Horiuchi et al. 2found a larger coefficient of variation on the pulmonary artery pressures when the calf pneumatic compression devices were used. In one patient in whom temperature changes in pulmonary artery blood were compared between the compression device on one or both legs, less temperature change was noted when the device was applied to one leg. They postulated that the larger the amount of cool blood that returns, the greater the variability in temperature. Despite this variation, CO was unaffected by the use of an intermittent compression device. Nonetheless, the variability was greater when they used room temperature injectate instead of iced injectate.
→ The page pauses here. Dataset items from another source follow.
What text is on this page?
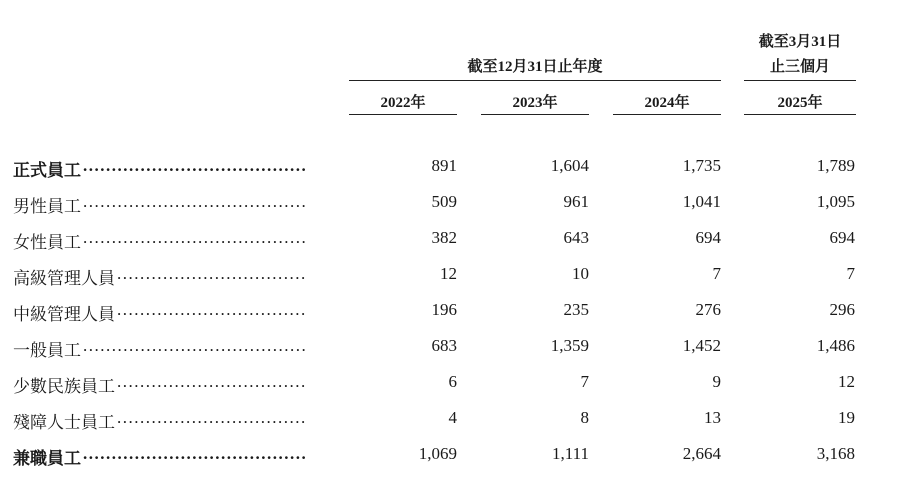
截至3月31日
止三個月
截至12月31日止年度
2022年	2023年	2024年	2025年
正式員工 .......................................	891	1,604	1,735	1,789
男性員工 .......................................	509	961	1,041	1,095
女性員工 .......................................	382	643	694	694
高級管理人員 .................................	12	10	7	7
中級管理人員 .................................	196	235	276	296
一般員工 .......................................	683	1,359	1,452	1,486
少數民族員工 .................................	6	7	9	12
殘障人士員工 .................................	4	8	13	19
兼職員工 .......................................	1,069	1,111	2,664	3,168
With the higher temperature of injectate, the decrease in pulmonary artery temperature would be less than that observed with ice-cold injectate. 2
In the current patient, the impact of the transient decrease in pulmonary artery temperature from the peripheral pooled venous blood was perceived as a new CO curve by the computer. One would also expect that lower stroke volumes would result in less warm blood being ejected from the heart, thus increasing the effect of cool blood being returned from the limbs. 3
The use of SCDs is important for preventing deep venous thromboses in critically ill patients and will likely remain a mainstay of patient care in intensive care units. Physicians need to be aware of the potential for full-leg SCDs to impact thermodilution CO measurements and may need to consider temporarily turning SCDs off during CO measurements when these measurements are highly variable.